I feel like this sometimes too. Never being recognized for the things I’ve accomplished. Never tied to the work. But when I say something about it …. I get guilty 💭 people must think I am arrogant or braggy. People still define us as our lowest accomplishments. It’s acceptable to look down on someone and tough to put them above us is why… straight pride.
It’s hurting me so bad. I was sobbing about the medical sexism and racism. Women being sold for experimentation, reproduction, etc. nurses being under appreciated but one of the most important jobs in society. Religion overshadowing human achievement. War has no winners. Glorification of war. I can go on. I’m so ill, and people are saying this book is dark romance booktok slop and fetishizes rape.

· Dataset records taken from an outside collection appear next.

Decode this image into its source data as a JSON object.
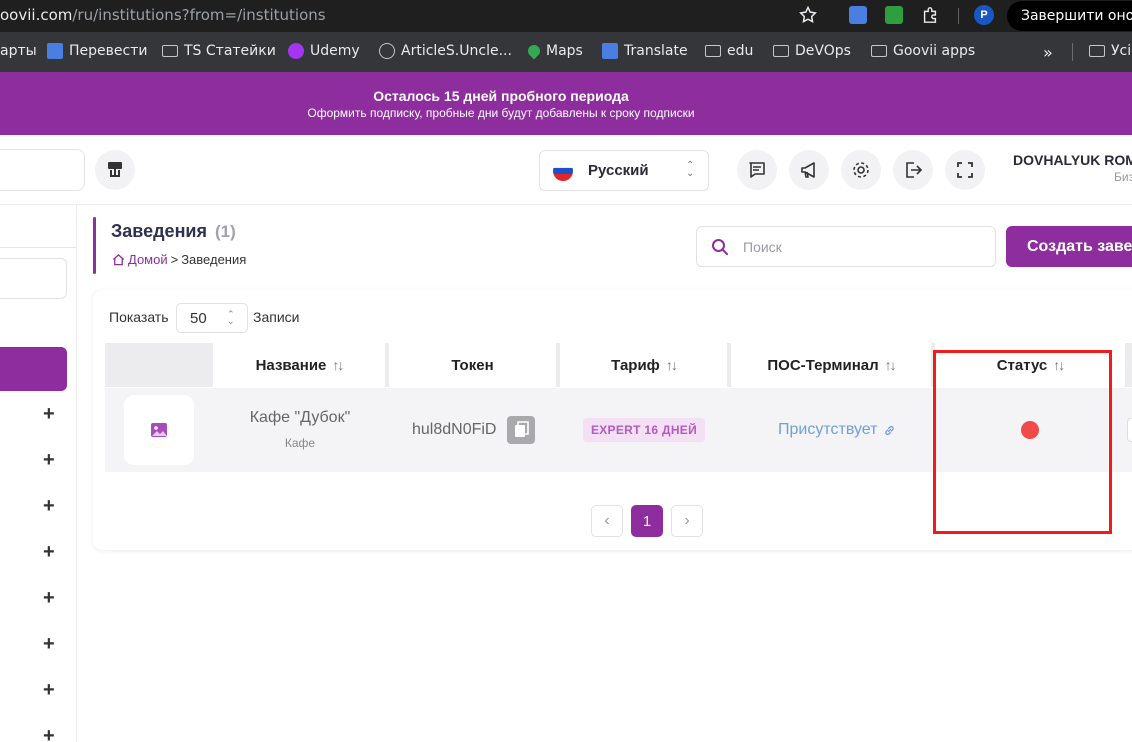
{
  "browser": {
    "url_host": "oovii.com",
    "url_path": "/ru/institutions?from=/institutions",
    "end_session_label": "Завершити оно",
    "profile_initial": "P",
    "bookmarks": [
      {
        "label": "арты",
        "icon": "folder-icon"
      },
      {
        "label": "Перевести",
        "icon": "google-translate-icon"
      },
      {
        "label": "TS Статейки",
        "icon": "folder-icon"
      },
      {
        "label": "Udemy",
        "icon": "udemy-icon"
      },
      {
        "label": "ArticleS.Uncle...",
        "icon": "globe-icon"
      },
      {
        "label": "Maps",
        "icon": "maps-icon"
      },
      {
        "label": "Translate",
        "icon": "google-translate-icon"
      },
      {
        "label": "edu",
        "icon": "folder-icon"
      },
      {
        "label": "DeVOps",
        "icon": "folder-icon"
      },
      {
        "label": "Goovii apps",
        "icon": "folder-icon"
      },
      {
        "label": "»",
        "icon": "overflow-icon"
      },
      {
        "label": "Усі",
        "icon": "folder-icon"
      }
    ]
  },
  "trial": {
    "title": "Осталось 15 дней пробного периода",
    "subtitle": "Оформить подписку, пробные дни будут добавлены к сроку подписки"
  },
  "header": {
    "language": "Русский",
    "user_name": "DOVHALYUK ROM",
    "user_role": "Биз"
  },
  "page": {
    "title": "Заведения",
    "count": "(1)",
    "breadcrumb_home": "Домой",
    "breadcrumb_sep": ">",
    "breadcrumb_current": "Заведения",
    "search_placeholder": "Поиск",
    "create_label": "Создать заве"
  },
  "table": {
    "show_label": "Показать",
    "page_size": "50",
    "records_label": "Записи",
    "columns": [
      {
        "label": "Название",
        "sortable": true
      },
      {
        "label": "Токен",
        "sortable": false
      },
      {
        "label": "Тариф",
        "sortable": true
      },
      {
        "label": "ПОС-Терминал",
        "sortable": true
      },
      {
        "label": "Статус",
        "sortable": true
      }
    ],
    "rows": [
      {
        "name": "Кафе \"Дубок\"",
        "type": "Кафе",
        "token": "hul8dN0FiD",
        "tariff": "EXPERT 16 ДНЕЙ",
        "pos": "Присутствует",
        "status_color": "#f04a4a"
      }
    ]
  },
  "pagination": {
    "prev": "‹",
    "current": "1",
    "next": "›"
  },
  "colors": {
    "brand": "#8d2d9e",
    "status_inactive": "#f04a4a",
    "highlight": "#ee1c1c"
  }
}
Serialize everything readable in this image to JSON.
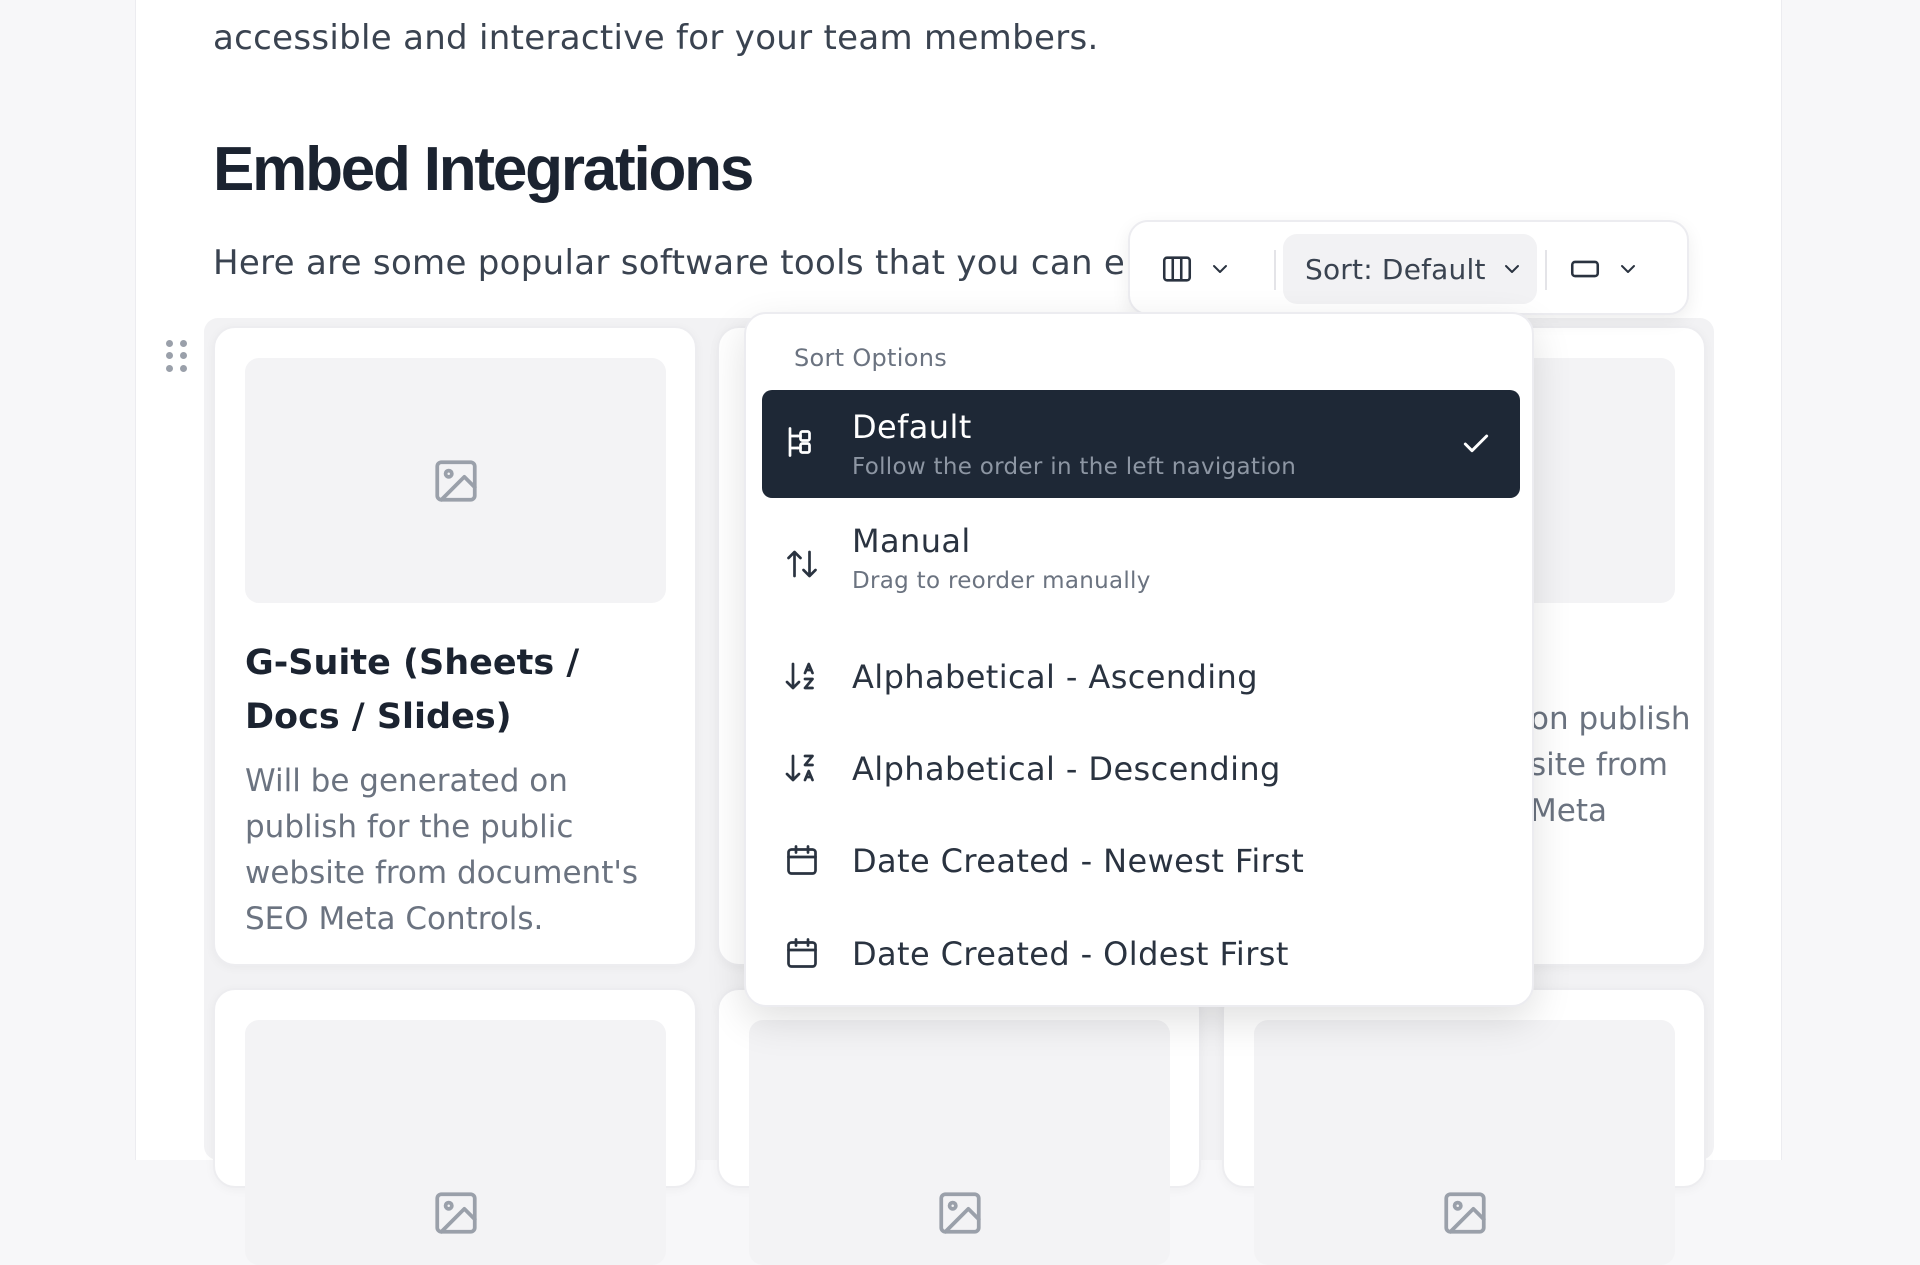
{
  "page": {
    "intro_tail": "accessible and interactive for your team members.",
    "section_title": "Embed Integrations",
    "section_desc": "Here are some popular software tools that you can embed"
  },
  "toolbar": {
    "columns_icon": "columns-icon",
    "sort_label": "Sort: Default",
    "width_icon": "card-width-icon"
  },
  "sort_menu": {
    "header": "Sort Options",
    "selected": "Default",
    "items": [
      {
        "label": "Default",
        "sublabel": "Follow the order in the left navigation",
        "icon": "tree-order-icon",
        "selected": true
      },
      {
        "label": "Manual",
        "sublabel": "Drag to reorder manually",
        "icon": "arrows-up-down-icon",
        "selected": false
      },
      {
        "label": "Alphabetical - Ascending",
        "icon": "sort-az-icon",
        "selected": false
      },
      {
        "label": "Alphabetical - Descending",
        "icon": "sort-za-icon",
        "selected": false
      },
      {
        "label": "Date Created - Newest First",
        "icon": "calendar-icon",
        "selected": false
      },
      {
        "label": "Date Created - Oldest First",
        "icon": "calendar-icon",
        "selected": false
      }
    ]
  },
  "cards": [
    {
      "title": "G-Suite (Sheets / Docs / Slides)",
      "description": "Will be generated on publish for the public website from document's SEO Meta Controls."
    },
    {
      "description_visible": "on publish\nsite from\nMeta"
    }
  ],
  "colors": {
    "accent_dark": "#1e2836",
    "text_primary": "#1b2330",
    "text_muted": "#6b7380"
  }
}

It’s carving a hole in me.
I think that one mistake makes society view a woman as only that thing. It doesn’t matter how high she has gone or the great things she has done, her mistakes will stain her. That’s why I still believe that we have work to do. Women and Men are not yet treated equally. A man can do man wrongs, and they will remember him for his greatest achievement. A woman will be seen as the lowest thing she has ever been.
I have always tried to be humble and I think of my accomplishments from a different perspective. I think of them as interesting and not something to brag about. Women aren’t supposed to brag, they aren’t told they should be prideful of their work, they should quietly do so in the background. That is the story Alchemised tells.